What are Catalonia's water restrictions?

The measures, which take effect on Friday will include reductions in water for the irrigation of crops and industry. City dwellers won't be permitted to use drinking water to wash the exterior of houses or cars or to fill swimming pools. 

Over 500 town halls, including Barcelona, must stop filling public fountains or cleaning streets with drinking water.

AP Photo/Emilio Morenatti
An 11th century Romanesque church partially exposed in a reservoir in Vilanova de Sau, Catalonia, Spain, on 20 June 2022, and the same spot on 18 November.AP Photo/Emilio Morenatti

Below average rainfall that experts have linked to global climate change has shrunk reservoirs, damaging agriculture and the environment across Spain.

Barcelona now becomes the second major city in Spain to limit water use after Seville did so with similar measures in September following an extremely dry, hot summer.

Catalonia will suffer 'longer and more frequent' droughts

While reservoirs in Spain’s south near Seville are now the driest, Catalonia’s water reservoirs are down to 34 per cent of capacity, according to Spain's ministry for the ecological transition.

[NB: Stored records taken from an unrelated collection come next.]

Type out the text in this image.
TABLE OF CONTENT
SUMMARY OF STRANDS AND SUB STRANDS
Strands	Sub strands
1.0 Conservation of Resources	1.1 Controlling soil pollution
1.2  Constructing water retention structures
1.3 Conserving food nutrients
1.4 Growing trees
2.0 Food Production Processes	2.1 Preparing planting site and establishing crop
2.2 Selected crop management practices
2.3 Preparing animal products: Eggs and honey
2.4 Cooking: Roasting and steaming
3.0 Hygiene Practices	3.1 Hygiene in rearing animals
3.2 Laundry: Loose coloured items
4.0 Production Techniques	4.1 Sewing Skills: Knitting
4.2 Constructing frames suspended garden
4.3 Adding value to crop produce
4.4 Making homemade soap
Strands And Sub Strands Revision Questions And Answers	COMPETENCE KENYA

In 2008, a prolonged drought forced Spanish authorities to bring in water to Barcelona via boat to guarantee domestic use. That led to the construction of a desalination plant near Barcelona that local authorities say is the largest in Europe with a capacity to produce 60 million litres in a year. They add that it is now running at 90 per cent capacity.

The climate context (means) that Catalonia will suffer longer and more frequent droughts.
Patrícia Plaja
Spokesperson for the Catalan administration

Plaja said even if rains eventually provide some relief, “the climate context (means) that Catalonia will suffer longer and more frequent droughts” like other areas of Spain and the wider region.

Climate scientists have identified the Mediterranean as one of the world's regions that will suffer the most from increasing temperatures due to climate change.